I have a new analogy. It’s that one special drawer in your kitchen where you stash stuff which might come in handy one day and you can’t chuck out.
Most of its contents might well be rubbish, but they are also keys to memory and mystery. Especially the keys.
Mrs Whacked and I voyaged into this cerebral other universe yesterday when we were looking for the other half of a toy plastic gun designed to squash flies. I can’t quite remember why.
The first thing we found was a stash of 68 keys. House keys, car keys, locker keys, window lock keys, shed keys, motorcycle keys. None of them fit anything we now possess, but when they were being used they were possibly among the most important things we owned or did.
Why can’t we chuck out old keys? They accumulate and breed in the kitchen drawer for years.
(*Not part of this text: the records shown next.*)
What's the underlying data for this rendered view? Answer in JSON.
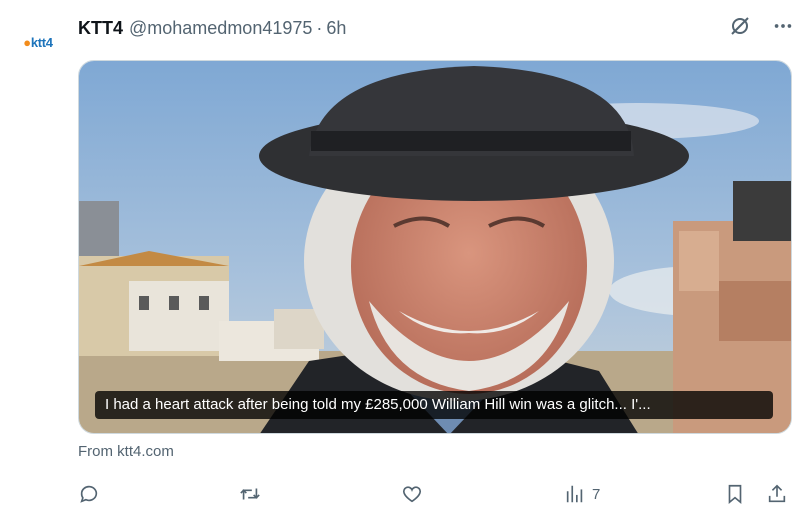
{
  "tweet": {
    "avatar": {
      "logo_text": "ktt4"
    },
    "author": {
      "name": "KTT4",
      "handle": "@mohamedmon41975",
      "separator": "·",
      "time": "6h"
    },
    "header_icons": [
      "grok-slash-icon",
      "more-icon"
    ],
    "card": {
      "caption": "I had a heart attack after being told my £285,000 William Hill win was a glitch... I'...",
      "source": "From ktt4.com"
    },
    "actions": {
      "reply_count": "",
      "retweet_count": "",
      "like_count": "",
      "views_count": "7"
    }
  }
}
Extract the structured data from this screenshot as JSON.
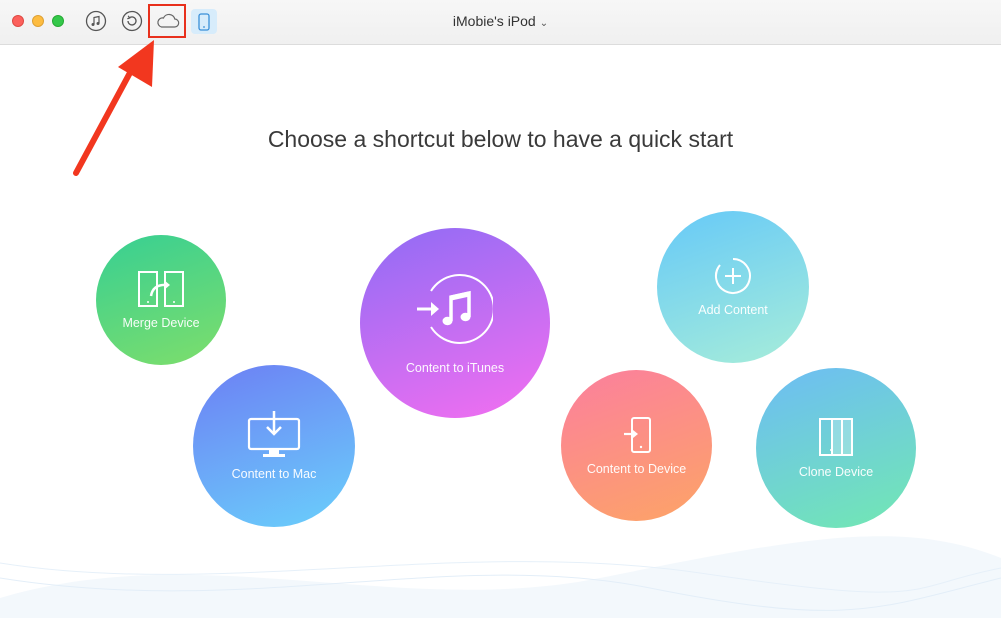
{
  "window": {
    "device_name": "iMobie's iPod",
    "dropdown_glyph": "⌄"
  },
  "toolbar": {
    "icons": [
      "itunes-music-icon",
      "backup-restore-icon",
      "icloud-icon",
      "device-icon"
    ],
    "highlight_color": "#e8301c"
  },
  "main": {
    "heading": "Choose a shortcut below to have a quick start"
  },
  "shortcuts": {
    "merge_device": "Merge Device",
    "content_to_mac": "Content to Mac",
    "content_to_itunes": "Content to iTunes",
    "add_content": "Add Content",
    "content_to_device": "Content to Device",
    "clone_device": "Clone Device"
  },
  "colors": {
    "merge_device": [
      "#37cf93",
      "#7ede6b"
    ],
    "content_to_mac": [
      "#6d7ff4",
      "#6ad0fb"
    ],
    "content_to_itunes": [
      "#8f6cf5",
      "#f46ff0"
    ],
    "add_content": [
      "#66c9f8",
      "#a7edd9"
    ],
    "content_to_device": [
      "#fb7f9e",
      "#fda466"
    ],
    "clone_device": [
      "#6dbcf5",
      "#72e8b2"
    ]
  }
}
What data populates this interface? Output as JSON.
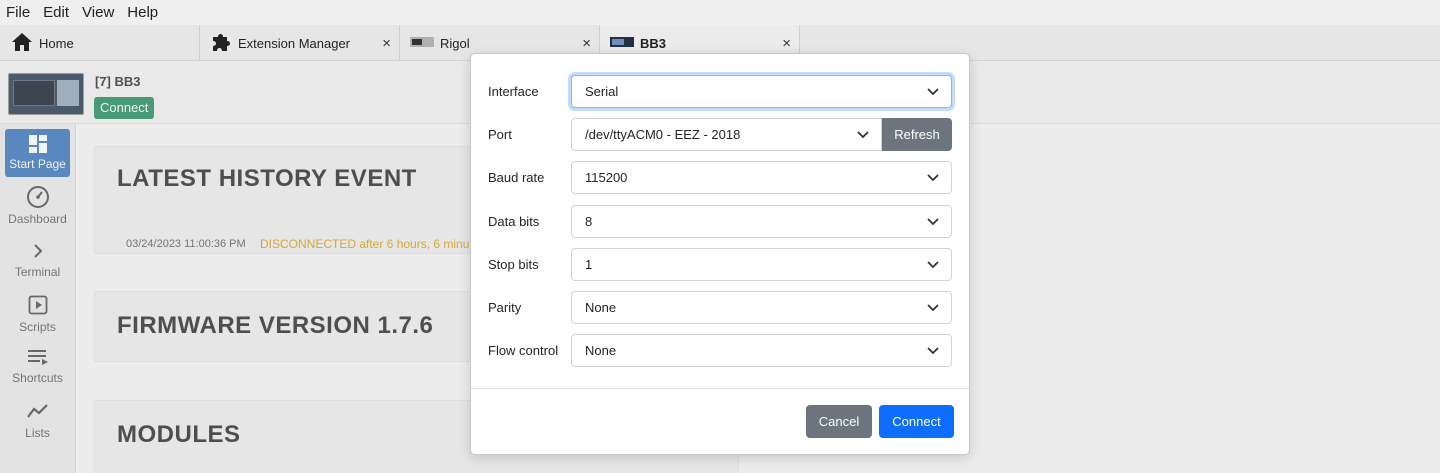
{
  "menubar": {
    "file": "File",
    "edit": "Edit",
    "view": "View",
    "help": "Help"
  },
  "tabs": [
    {
      "label": "Home",
      "icon": "home-icon"
    },
    {
      "label": "Extension Manager",
      "icon": "puzzle-icon",
      "close": "×"
    },
    {
      "label": "Rigol",
      "icon": "instrument-icon",
      "close": "×"
    },
    {
      "label": "BB3",
      "icon": "instrument-icon",
      "close": "×"
    }
  ],
  "instrument": {
    "title": "[7] BB3",
    "connect_label": "Connect"
  },
  "sidebar": {
    "items": [
      {
        "label": "Start Page",
        "icon": "grid-icon"
      },
      {
        "label": "Dashboard",
        "icon": "gauge-icon"
      },
      {
        "label": "Terminal",
        "icon": "chevron-right-icon"
      },
      {
        "label": "Scripts",
        "icon": "play-icon"
      },
      {
        "label": "Shortcuts",
        "icon": "list-icon"
      },
      {
        "label": "Lists",
        "icon": "chart-line-icon"
      }
    ]
  },
  "main": {
    "history": {
      "title": "LATEST HISTORY EVENT",
      "date": "03/24/2023 11:00:36 PM",
      "event": "DISCONNECTED after 6 hours, 6 minu"
    },
    "firmware": {
      "title": "FIRMWARE VERSION 1.7.6"
    },
    "modules": {
      "title": "MODULES"
    }
  },
  "dialog": {
    "fields": [
      {
        "label": "Interface",
        "value": "Serial"
      },
      {
        "label": "Port",
        "value": "/dev/ttyACM0 - EEZ - 2018"
      },
      {
        "label": "Baud rate",
        "value": "115200"
      },
      {
        "label": "Data bits",
        "value": "8"
      },
      {
        "label": "Stop bits",
        "value": "1"
      },
      {
        "label": "Parity",
        "value": "None"
      },
      {
        "label": "Flow control",
        "value": "None"
      }
    ],
    "refresh_label": "Refresh",
    "cancel_label": "Cancel",
    "connect_label": "Connect"
  },
  "colors": {
    "primary": "#0d6efd",
    "secondary": "#6c757d",
    "success": "#198754",
    "warning_text": "#d59a00",
    "sidebar_active": "#2f6fb6"
  }
}
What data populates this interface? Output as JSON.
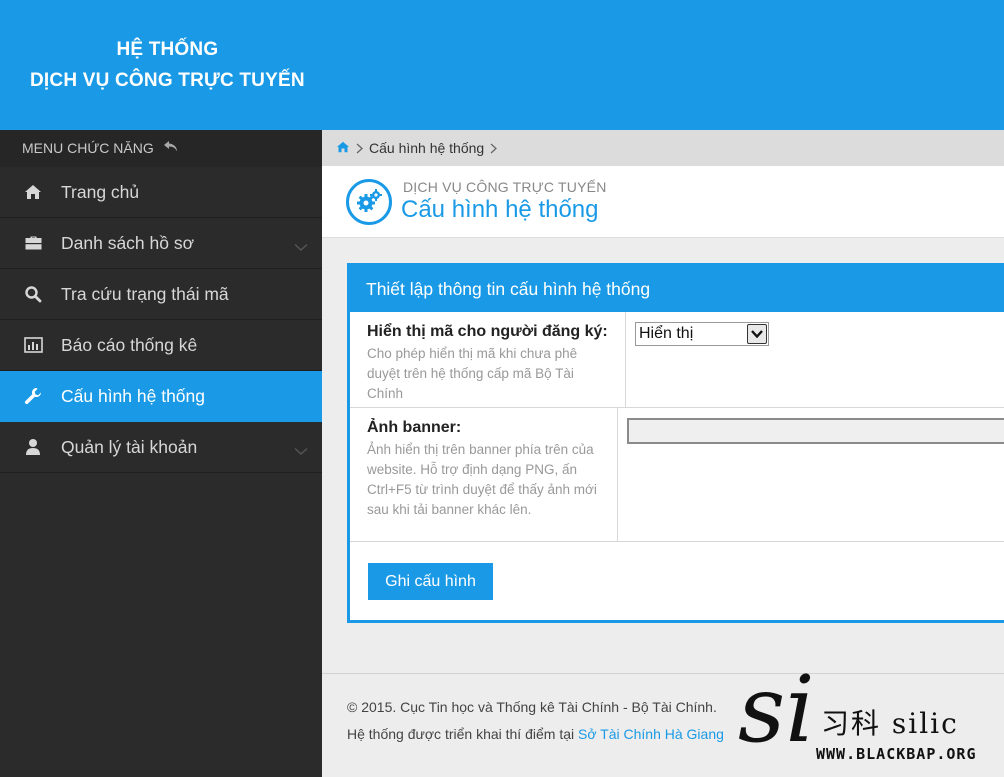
{
  "header": {
    "title_line1": "HỆ THỐNG",
    "title_line2": "DỊCH VỤ CÔNG TRỰC TUYẾN",
    "bg_color": "#1a9ae6"
  },
  "sidebar": {
    "menu_title": "MENU CHỨC NĂNG",
    "menu_back_icon": "undo-arrow-icon",
    "items": [
      {
        "label": "Trang chủ",
        "icon": "home-icon",
        "active": false,
        "has_submenu": false
      },
      {
        "label": "Danh sách hồ sơ",
        "icon": "briefcase-icon",
        "active": false,
        "has_submenu": true
      },
      {
        "label": "Tra cứu trạng thái mã",
        "icon": "search-icon",
        "active": false,
        "has_submenu": false
      },
      {
        "label": "Báo cáo thống kê",
        "icon": "bar-chart-icon",
        "active": false,
        "has_submenu": false
      },
      {
        "label": "Cấu hình hệ thống",
        "icon": "wrench-icon",
        "active": true,
        "has_submenu": false
      },
      {
        "label": "Quản lý tài khoản",
        "icon": "user-icon",
        "active": false,
        "has_submenu": true
      }
    ]
  },
  "breadcrumb": {
    "home_icon": "home-icon",
    "current": "Cấu hình hệ thống"
  },
  "page": {
    "subtitle": "DỊCH VỤ CÔNG TRỰC TUYẾN",
    "title": "Cấu hình hệ thống",
    "icon": "gears-icon"
  },
  "panel": {
    "heading": "Thiết lập thông tin cấu hình hệ thống",
    "rows": [
      {
        "label": "Hiển thị mã cho người đăng ký:",
        "description_lines": [
          "Cho phép hiển thị mã khi chưa phê",
          "duyệt trên hệ thống cấp mã Bộ Tài",
          "Chính"
        ],
        "select_value": "Hiển thị"
      },
      {
        "label": "Ảnh banner:",
        "description_lines": [
          "Ảnh hiển thị trên banner phía trên của",
          "website. Hỗ trợ định dạng PNG, ấn",
          "Ctrl+F5 từ trình duyệt để thấy ảnh mới",
          "sau khi tải banner khác lên."
        ]
      }
    ],
    "save_button": "Ghi cấu hình"
  },
  "footer": {
    "copyright": "© 2015. Cục Tin học và Thống kê Tài Chính - Bộ Tài Chính.",
    "deploy_prefix": "Hệ thống được triển khai thí điểm tại",
    "deploy_link": "Sở Tài Chính Hà Giang"
  },
  "watermark": {
    "script": "si",
    "chinese": "习科 silic",
    "url": "WWW.BLACKBAP.ORG"
  },
  "colors": {
    "accent": "#1a9ae6",
    "sidebar_bg": "#2b2b2b"
  }
}
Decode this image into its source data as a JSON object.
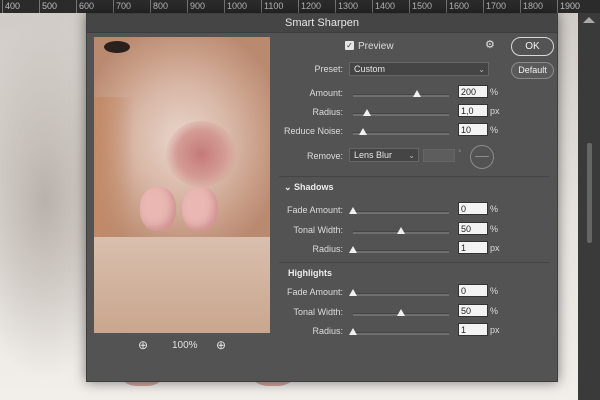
{
  "ruler": {
    "ticks": [
      "400",
      "500",
      "600",
      "700",
      "800",
      "900",
      "1000",
      "1100",
      "1200",
      "1300",
      "1400",
      "1500",
      "1600",
      "1700",
      "1800",
      "1900"
    ]
  },
  "dialog": {
    "title": "Smart Sharpen",
    "preview_label": "Preview",
    "preview_checked": true,
    "ok_label": "OK",
    "default_label": "Default",
    "zoom_level": "100%",
    "preset": {
      "label": "Preset:",
      "value": "Custom"
    },
    "amount": {
      "label": "Amount:",
      "value": "200",
      "unit": "%",
      "level": 0.67
    },
    "radius": {
      "label": "Radius:",
      "value": "1,0",
      "unit": "px",
      "level": 0.15
    },
    "reduce_noise": {
      "label": "Reduce Noise:",
      "value": "10",
      "unit": "%",
      "level": 0.1
    },
    "remove": {
      "label": "Remove:",
      "value": "Lens Blur",
      "angle_unit": "°"
    },
    "shadows": {
      "title": "Shadows",
      "fade_amount": {
        "label": "Fade Amount:",
        "value": "0",
        "unit": "%",
        "level": 0.0
      },
      "tonal_width": {
        "label": "Tonal Width:",
        "value": "50",
        "unit": "%",
        "level": 0.5
      },
      "radius": {
        "label": "Radius:",
        "value": "1",
        "unit": "px",
        "level": 0.0
      }
    },
    "highlights": {
      "title": "Highlights",
      "fade_amount": {
        "label": "Fade Amount:",
        "value": "0",
        "unit": "%",
        "level": 0.0
      },
      "tonal_width": {
        "label": "Tonal Width:",
        "value": "50",
        "unit": "%",
        "level": 0.5
      },
      "radius": {
        "label": "Radius:",
        "value": "1",
        "unit": "px",
        "level": 0.0
      }
    }
  },
  "icons": {
    "zoom_out": "zoom-out-icon",
    "zoom_in": "zoom-in-icon",
    "gear": "gear-icon",
    "collapse": "chevron-down-icon"
  },
  "colors": {
    "dialog_bg": "#535353",
    "titlebar": "#454545",
    "field_bg": "#f3f3f3",
    "text": "#dcdcdc"
  }
}
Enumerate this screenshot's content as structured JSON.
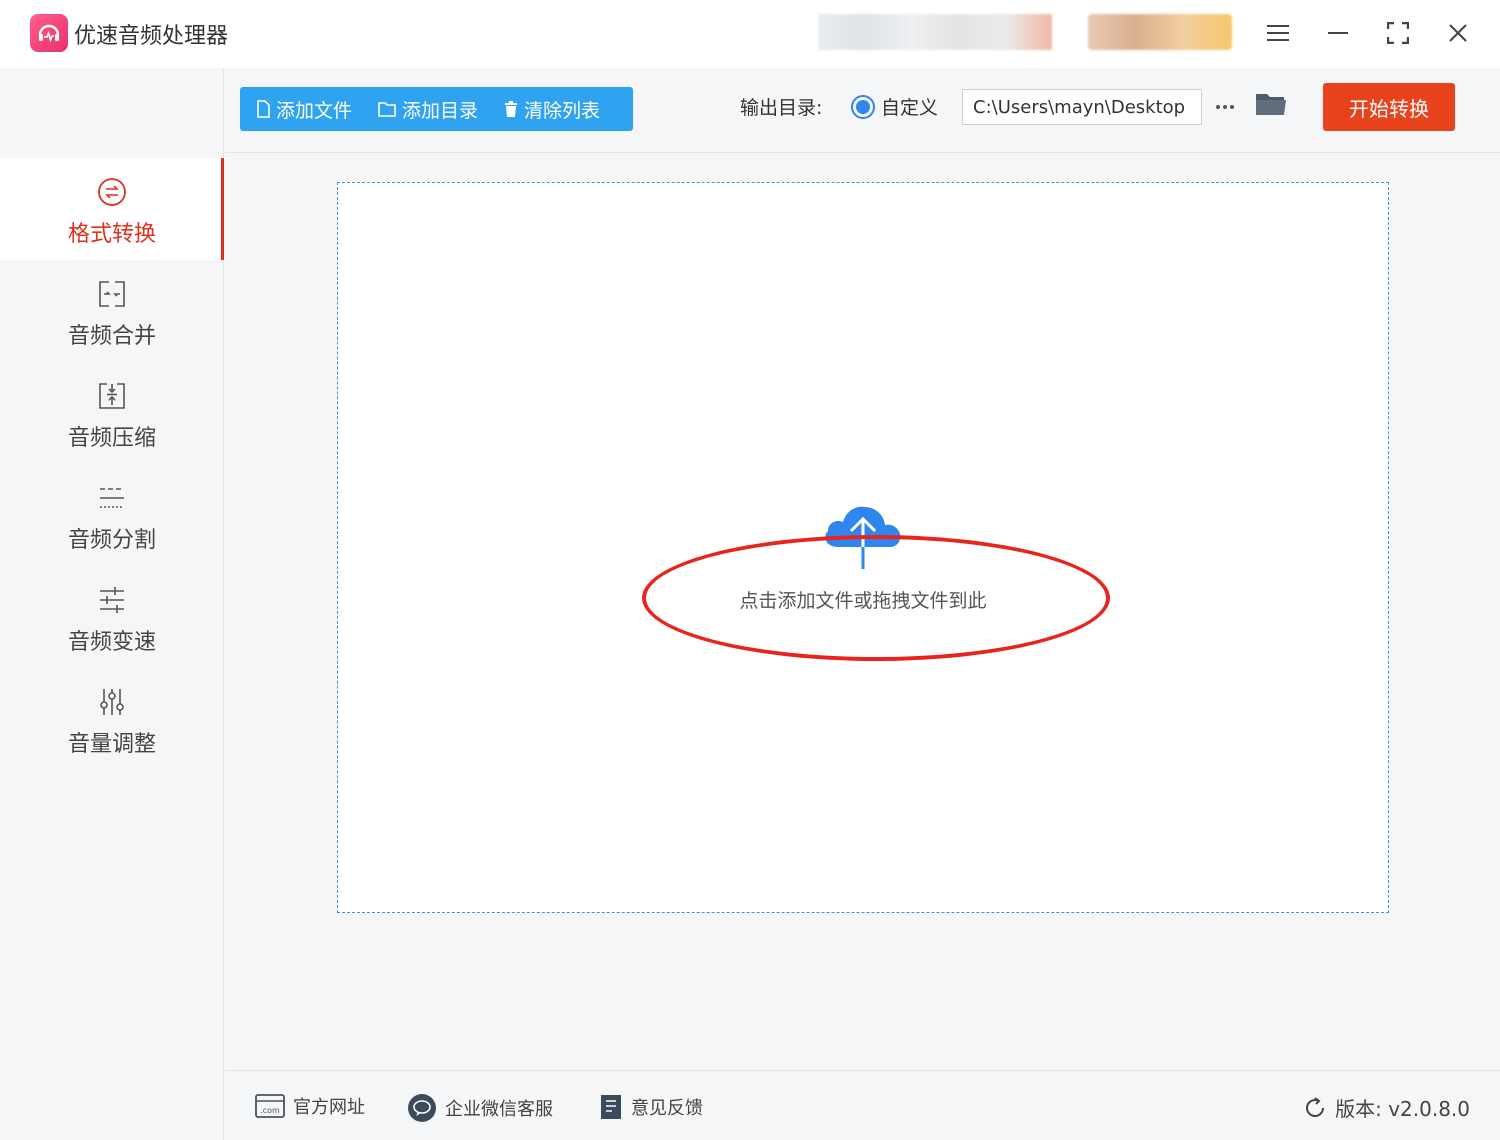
{
  "app": {
    "title": "优速音频处理器",
    "accent_color": "#e8431c",
    "primary_color": "#2fa3f0"
  },
  "window_controls": {
    "menu_icon": "menu-icon",
    "minimize_icon": "minimize-icon",
    "maximize_icon": "fullscreen-icon",
    "close_icon": "close-icon"
  },
  "sidebar": {
    "items": [
      {
        "label": "格式转换",
        "icon": "convert-icon",
        "active": true
      },
      {
        "label": "音频合并",
        "icon": "merge-icon",
        "active": false
      },
      {
        "label": "音频压缩",
        "icon": "compress-icon",
        "active": false
      },
      {
        "label": "音频分割",
        "icon": "split-icon",
        "active": false
      },
      {
        "label": "音频变速",
        "icon": "speed-icon",
        "active": false
      },
      {
        "label": "音量调整",
        "icon": "volume-icon",
        "active": false
      }
    ]
  },
  "toolbar": {
    "add_file": "添加文件",
    "add_folder": "添加目录",
    "clear_list": "清除列表",
    "output_label": "输出目录:",
    "radio_label": "自定义",
    "output_path": "C:\\Users\\mayn\\Desktop",
    "start_label": "开始转换"
  },
  "dropzone": {
    "icon": "cloud-upload-icon",
    "text": "点击添加文件或拖拽文件到此"
  },
  "footer": {
    "website": "官方网址",
    "wechat": "企业微信客服",
    "feedback": "意见反馈",
    "version": "版本: v2.0.8.0"
  }
}
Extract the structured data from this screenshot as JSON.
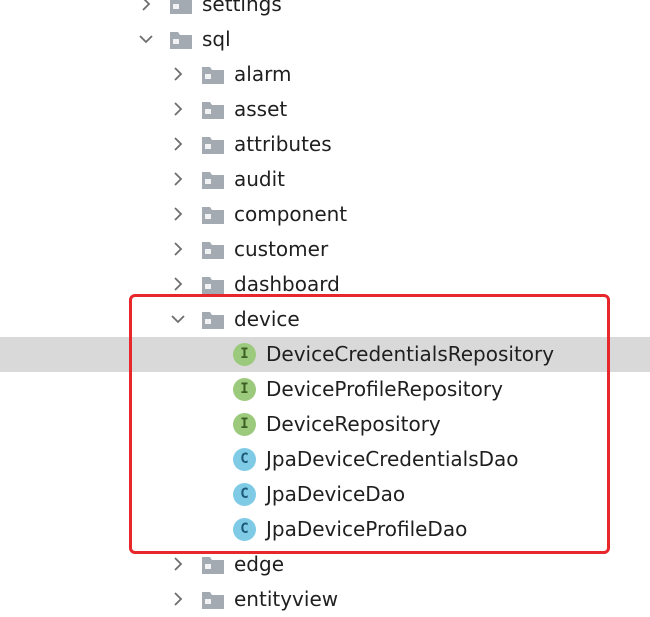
{
  "tree": {
    "nodes": [
      {
        "label": "settings",
        "kind": "folder",
        "expanded": false
      },
      {
        "label": "sql",
        "kind": "folder",
        "expanded": true
      },
      {
        "label": "alarm",
        "kind": "folder",
        "expanded": false
      },
      {
        "label": "asset",
        "kind": "folder",
        "expanded": false
      },
      {
        "label": "attributes",
        "kind": "folder",
        "expanded": false
      },
      {
        "label": "audit",
        "kind": "folder",
        "expanded": false
      },
      {
        "label": "component",
        "kind": "folder",
        "expanded": false
      },
      {
        "label": "customer",
        "kind": "folder",
        "expanded": false
      },
      {
        "label": "dashboard",
        "kind": "folder",
        "expanded": false
      },
      {
        "label": "device",
        "kind": "folder",
        "expanded": true
      },
      {
        "label": "DeviceCredentialsRepository",
        "kind": "interface",
        "badge": "I",
        "selected": true
      },
      {
        "label": "DeviceProfileRepository",
        "kind": "interface",
        "badge": "I"
      },
      {
        "label": "DeviceRepository",
        "kind": "interface",
        "badge": "I"
      },
      {
        "label": "JpaDeviceCredentialsDao",
        "kind": "class",
        "badge": "C"
      },
      {
        "label": "JpaDeviceDao",
        "kind": "class",
        "badge": "C"
      },
      {
        "label": "JpaDeviceProfileDao",
        "kind": "class",
        "badge": "C"
      },
      {
        "label": "edge",
        "kind": "folder",
        "expanded": false
      },
      {
        "label": "entityview",
        "kind": "folder",
        "expanded": false
      }
    ]
  },
  "colors": {
    "selection": "#d9d9d9",
    "highlight_border": "#e8272c",
    "interface_badge": "#9cca7c",
    "class_badge": "#7fcbe6",
    "folder": "#a3aab2"
  },
  "icons": {
    "collapsed": "chevron-right-icon",
    "expanded": "chevron-down-icon",
    "folder": "folder-icon",
    "interface": "interface-icon",
    "class": "class-icon"
  }
}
I swear there is one key which would give me access to the Ballarat Courier – 40 years ago.
There was a weirdly shaped bit of metal.
“What’s that?” she asked.
“The bottom bracket of the fake owl we bought.”
“Why’s it in the drawer?”
“It could be handy.”
A couple of Warning signs were in there. Warning: Welsh corgis on guard duty. Warning: attack cat on guard duty.
One long slightly-used white shoelace. There has to be a story behind that.
About three dozen dead pens, paper clips, drawing pins, a dead walkie-talkie, 47 old birthday cards, a bracket for a shelf that never got built, old Post-It notes urging us not to forget to buy a new soaker hose, a brand new wooden drawer knob – but for which drawer? – a pair of white gloves, ONE sparkling Michael Jackson glove, packets of seeds best used before 2004. And that was just the first layer.
Down and down through myth and memory we worked, laughing like drains when we found silly stuff which fired memories.
A battery-powered tea candle, dried up Textas, a mountaineering-type shackle, two bamboo kebab skewers, until …
… the missing bit of the fly-swatting thingummy. And no, it still didn’t work.
Brains are a bit like this.
We stash so much into them, not knowing which bits we might need or when and occasionally when the mood takes us.
We go rootling about in the back blocks, often surprised, delighted or puzzled at what we tucked away and why.
I suspect that really vivid dreams are the result of poking about in the deep recesses, so that bits and pieces of your memories are put together in odd ways.
I often have dreams which involve old school friends I haven’t seen for at least 40 years, in places I haven’t visited for decades doing weird stuff which had nothing to do with any of them.
Time to tuck it all away again and have a little lie down.